On top of that, there were several prominent office buildings that had shattered windows all throughout, and several more that were missing huge chunks from where Leviathan had carved it away just by bumping into it. Further out, there were some buildings that had actually collapsed outright, swept away by Leviathan's waves, even though he hadn't had the chance to bring all that many in.
That was fine, Rune decided as she passed them. At least now the city actually looked on the outside what it was in reality: a festering pit, broken and dying. The facade of respectability, the veneer of righteousness, had been stripped away.
She made it to her hidey hole without trouble and retrieved the costume she'd hidden there. It'd had plenty of time to dry out since Leviathan, but when she sniffed it, it still smelled — of salt and brine and seawater, with an underlying tinge of something altogether more disgusting, along with the wet scent of mildew.
That was fine, too, she thought. She was going to have to clean it later anyway, so it was probably better that it was already in need of one. No point in getting it scrubbed and washed when it was just going to be dirty later on today.
It was missing something now, though. Something that represented the change in her, the change in her understanding of herself and the Empire. She wasn't Rune anymore, or at least, she wasn't the same Rune she'd been when she had last put this costume on.
On the way back, she snuck into an arts and crafts store and stole a ream of golden fabric. The actual change would have to wait until later, when she had the time to cut out a pattern and sew it into her cloak, but she stuffed the sheet of silk into her backpack and took it with her.
Later that night, when it had gotten dark and the guard shifts were in the middle of changing, she snuck out again and found an abandoned alleyway to change into her costume.

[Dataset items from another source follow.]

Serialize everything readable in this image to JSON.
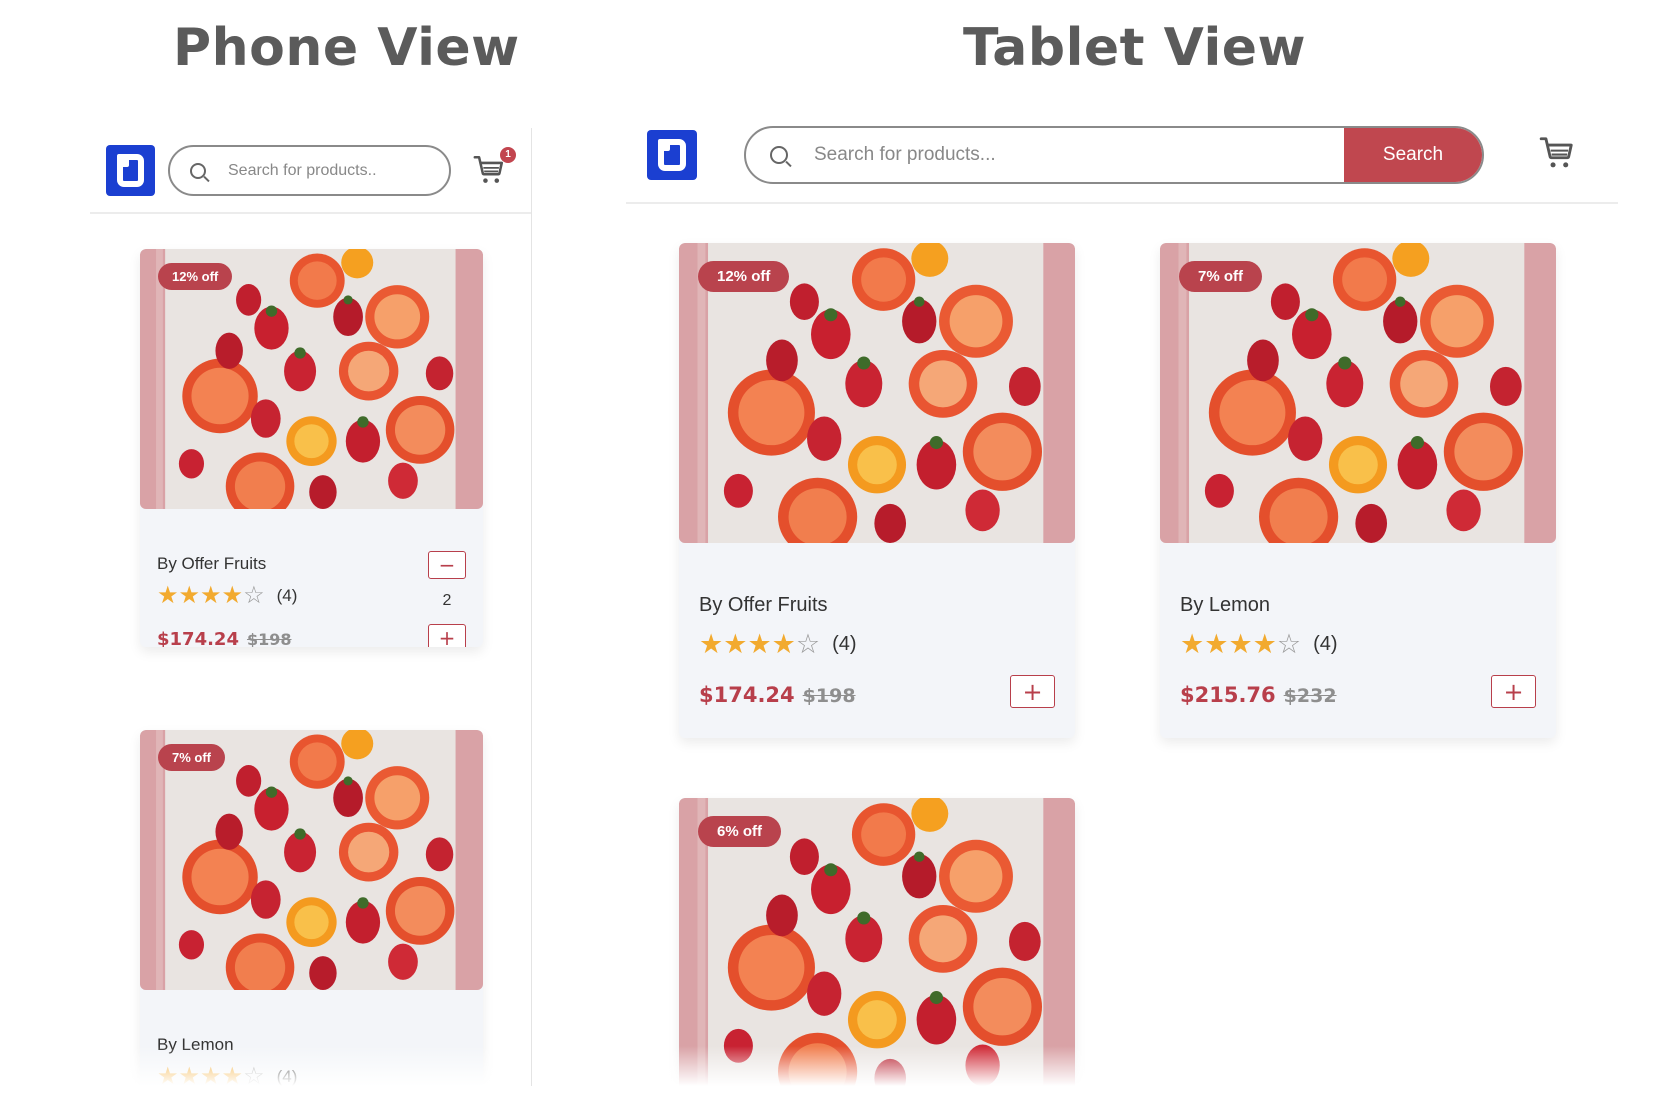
{
  "titles": {
    "phone": "Phone View",
    "tablet": "Tablet View"
  },
  "phone": {
    "search_placeholder": "Search for products..",
    "cart_count": "1",
    "products": [
      {
        "discount": "12% off",
        "brand": "By Offer Fruits",
        "rating": 4,
        "rating_count": "(4)",
        "price": "$174.24",
        "old_price": "$198",
        "quantity": "2",
        "minus": "−",
        "plus": "+"
      },
      {
        "discount": "7% off",
        "brand": "By Lemon",
        "rating": 4,
        "rating_count": "(4)"
      }
    ]
  },
  "tablet": {
    "search_placeholder": "Search for products...",
    "search_button": "Search",
    "products": [
      {
        "discount": "12% off",
        "brand": "By Offer Fruits",
        "rating": 4,
        "rating_count": "(4)",
        "price": "$174.24",
        "old_price": "$198",
        "plus": "+"
      },
      {
        "discount": "7% off",
        "brand": "By Lemon",
        "rating": 4,
        "rating_count": "(4)",
        "price": "$215.76",
        "old_price": "$232",
        "plus": "+"
      },
      {
        "discount": "6% off"
      }
    ]
  },
  "icons": {
    "logo": "brand-logo",
    "search": "search-icon",
    "cart": "cart-icon",
    "star": "star-icon"
  },
  "colors": {
    "accent": "#c0474f",
    "logo": "#1b3fd1",
    "star": "#f2aa2f",
    "card_bg": "#f3f5f9"
  }
}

When she was done, she levitated her backpack up and hid it on the roof, out of the way, where she could come back for it later on.
Then, she went to the meeting place, and in the shadow of the collapsed Medhall building, she found a group of people waiting for her. Billy was there, smoking a cigarette again, and although some of the others startled when they saw her and realized who she was, he didn't look at all surprised to see her.
Hookwolf or whoever had sent him to find her had probably told him who she was. Not that it really mattered, in the end.
"You ready?" Billy asked.
She smiled beneath her mask.
"Yeah. Yeah, I'm ready."
— o.0.O.O.0.o —
NOTES
Is that a redemption arc for Rune I spy? Well. Who knows? I'm certainly not saying anything about it, just yet.